Expert Advice: Choosing the Ultimate Hunting Dog
Let’s get this out of the way quickly, the perfect dog does not exist. There’s no science, no certainty, no exactness to it. Picking a great dog to some extent comes down to sheer dumb luck. That’s not to say that we don’t have ways of hedging our bets when we are looking for a new hunting companion. And just to be clear, I am not talking about gimmicks like using a wing on a string or choosing the most attention seeking dog in the litter. Instead, choosing a hunting dog comes down to three simple aspects: breed, lineage, and style.
There are many different hunting dog breeds that someone can choose from when they are looking for their next hunting partner. Everything from retrievers to pointers to hounds. Dogs that love putting on miles in warmer weather and dogs that thrive with a dripping coat in late January. Knowing what type of dog you want is imperative before you begin to go any further in your quest to find the perfect dog. To know exactly what breed is best for you, you need to first get relative to yourself.
Prior to choosing a breed, you need to first be honest with yourself about your goals and your hunting style. If you are someone who loves to take walks through the CRP and only occasionally hunts waterfowl, then a versatile pointing breed might make a great choice. But if you’re someone who chases honkers across the Midwest and only spends 10 days afield hunting pheasants at a preserve, chances are that the GSP you picked up is not going to be the all-star you hoped he would.
Find the Parents
Once you have determined your breed there is only one thing that might make or break you getting a great dog vs an average one and that is lineage. Being able to track a dog’s family history back to their great-great-great grand pappy isn’t always a necessity, but it can give quantitative data on what the dog may end up becoming. Sure, you might strike gold and pick up a lab mix from the pound that just happens to enjoy picking up birds, but why not stack the odds in your favor for something you are going to spend 12+ years with.

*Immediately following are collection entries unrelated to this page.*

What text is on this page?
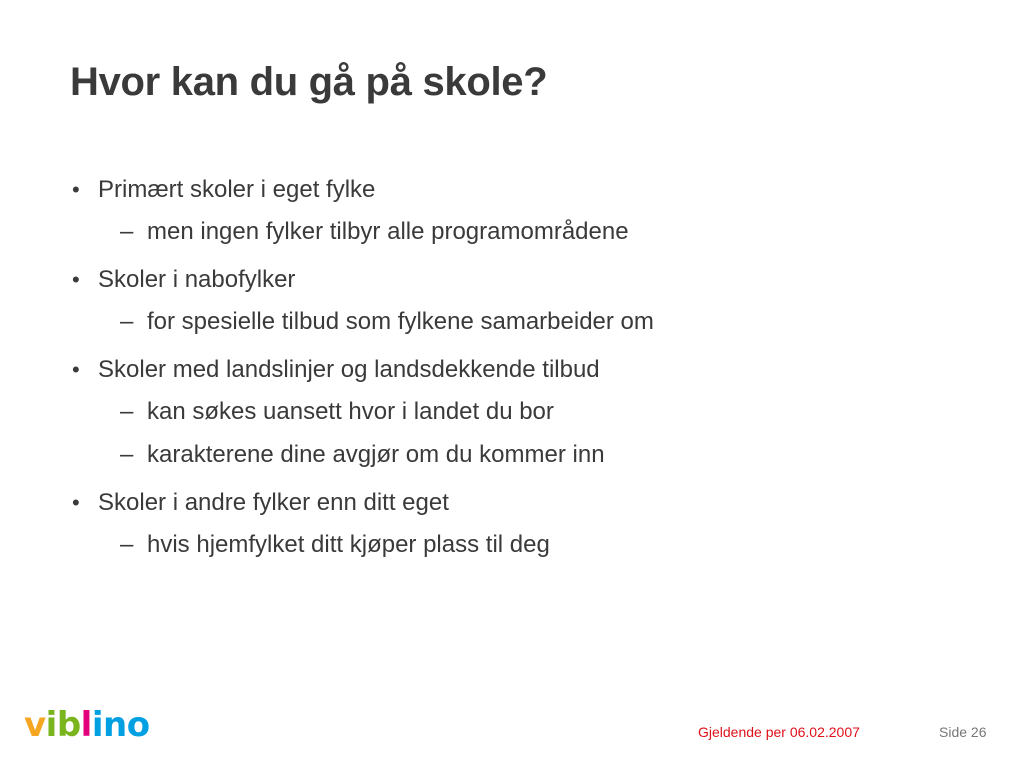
Hvor kan du gå på skole?
• Primært skoler i eget fylke
– men ingen fylker tilbyr alle programområdene
• Skoler i nabofylker
– for spesielle tilbud som fylkene samarbeider om
• Skoler med landslinjer og landsdekkende tilbud
– kan søkes uansett hvor i landet du bor
– karakterene dine avgjør om du kommer inn
• Skoler i andre fylker enn ditt eget
– hvis hjemfylket ditt kjøper plass til deg
viblino	Gjeldende per 06.02.2007	Side 26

Now if you can’t find or can’t afford a dog with papers that trace back its heritage to the pilgrims at Plymouth Rock, there’s no need to break a sweat. Besides knowing a dog’s ancestry, it is important to meet the dam and sire of your prospective pup. Go and watch them and how they interact with the world around them. If you see them displaying positive traits such as an off switch, desire to please, and a love for carrying objects, you have a strong possibility that the pup will turn out just fine.
Style and Function
Let’s talk about the looks of a dog. No matter what breed you buy, what game you chase, or what state you live in, you will have to live with this new family addition all year round. There are only a handful of months during the hunting season and your dog’s appearance is important. What’s the point of looking at an ugly dog laying on your couch 6 months out of the year?
Knowing the substance behind each dog’s looks can also help in the decision-making process. In other words, what benefit does your potential new dog’s coat or body type bring to the type of hunting you do? Longer coats offer greater protection from the outside world, although they also come with the added stresses of consistent maintenance. Shorter coats benefit big running dogs who must endure warmer climates, offer less protection overall to the dog, but come with the benefit of a lower amount of grooming. Body size also plays a vital role. Small dogs thrive in different scenarios compared to their larger counterparts.
No, the perfect dog does not exist, but the perfect dog for you just might. Adding a dog to your family can be stressful and add extra stress along the way. Research is vital to make sure that you get the best dog that will fit not only your hunting style, but also your lifestyle. All dogs are not created equal and not every dog out of a “good” litter will be good just like not every dog out of a “bad” litter will be bad. It is a 50/50 gamble and the die that you roll when you are considering adding a new hunting buddy to your arsenal of tools. Follow the above advice and feel confident in the fact that you have done all you can to make that probability swing in your favor.